THE Barras Market continued.
George Ferguson in Castlecary remembers the chap selling lace curtains and tells us: "He had a helper who would collect the money and distribute the purchased netting as the salesman cut off the measured length of material. As all the crowd held up their cash above their heads shouting, 'I'll have 10 yards' or "Eight yards for me' a typical wee wummin piped up with, 'half a yard please'.
"Without pause for breath our hero's reply was, 'Half a yard hen? Very good. Are you treating the budgie?'"
Give us a break
WE mentioned First World Problems -frustrations and complaints only experienced by the privileged in wealthy countries - and a Whitecraigs reader tells us: "I overheard a teenage girl tell her pals, 'It's so annoying. We only go to Portugal on holiday since my stupid dad bought a house there'."
Core values
AH the Scottish diet. Roy Gullane reports: "I was walking through Edinburgh yesterday when I overheard a mother tell her child, 'Yer no gettin' an aiple - ah've goat ye sweeties!"
Body of evidence
WHICH leads us to Scottish fitness. A chap in a Glasgow pub the other night was angrily telling his fellow topers: "Ah got stopped in Sauchiehall Street by a young wummin trying to sell me cheap gym membership. So to get rid of her I said I already had a gym membership. I didn't like the way she said, 'Really?'"
Coach class
FIFA announced the slogans for the team buses at the World Cup and we asked what the Scotland bus slogan should be if we had qualified.
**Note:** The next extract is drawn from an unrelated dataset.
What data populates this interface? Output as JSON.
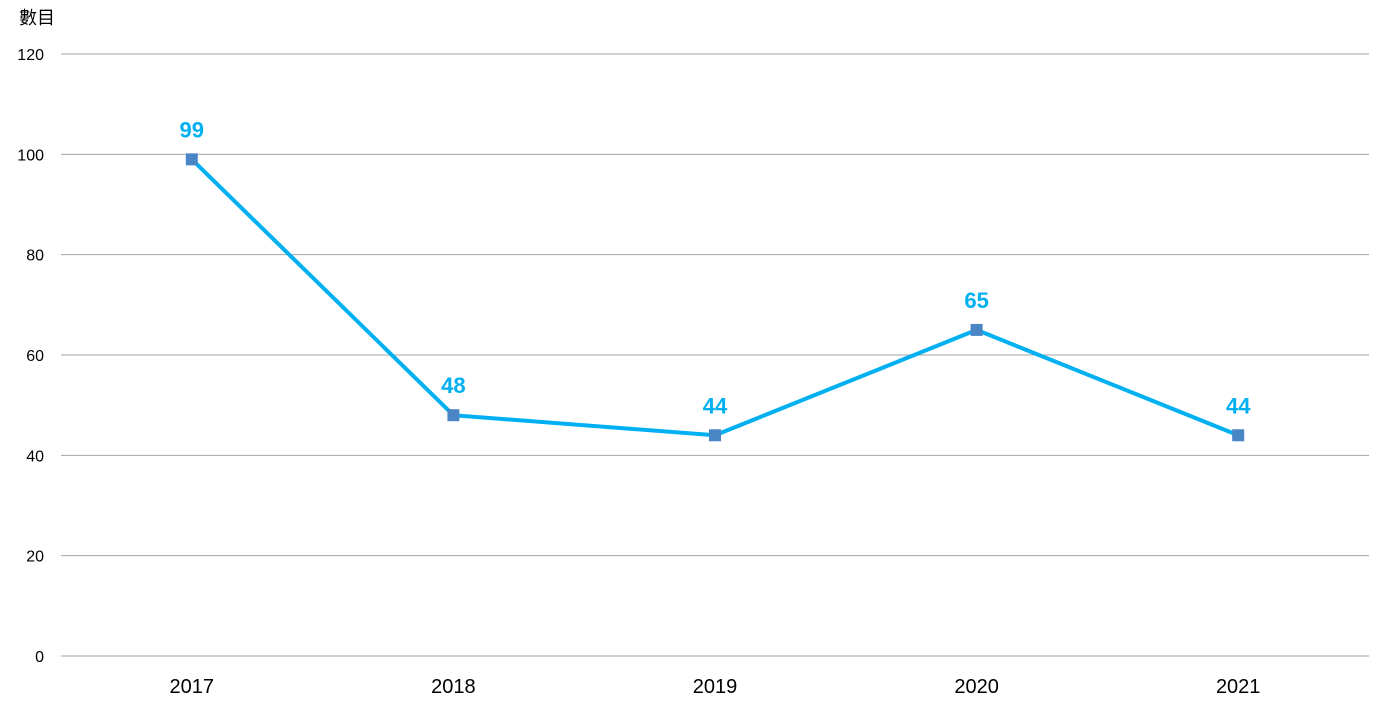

Ewan Innes is surely being a tad harsh when he tells us: "Surely the Scotland bus would have 'Airport Express' on the side?"
And Ian Barnett re-writes a popular Tartan Army song and comes up with: "We'll be comin'. We'll be comin'. But we'll keep the engine runnin'"
Any more?
Footing the bill
TALKING of football, comedian Paul Sneddon is taking his Scottish football manager character Bob Doolally on tour to the three Stand comedy clubs in Glasgow, Edinburgh and Newcastle next month, and he was asked if there was any difference between the three cities.
As Bob he replied: "In Glasgow, people with money watch a football team with no money. In Edinburgh, people with money watch rugby. In Newcastle, no-one has money, including the football club."
Hard bargain
A READER getting the bus into Glasgow was much taken with a couple of pensioners behind him discussing a mutual friend. "She saw a pair of shoes she fancied in the charity shop, but said they were too dear."
"Too dear in a charity shop?" replied her pal. "What's she going to do, then? Rummage through bins?"
Foreign bodies
LIFE throws up some oddities. A Largs reader muses: "The heid bummer of 'foreign' company Pfizer is a Scot, whereas his counterpart with 'UK' company AstraZeneca is French.
"The hero of Glasgow Rangers Youth Cup win is called Liam Kelly while an opponent who scored against them is the delightfully-named Billy King.
"And only in our part of the world could the latter arouse more interest than the former."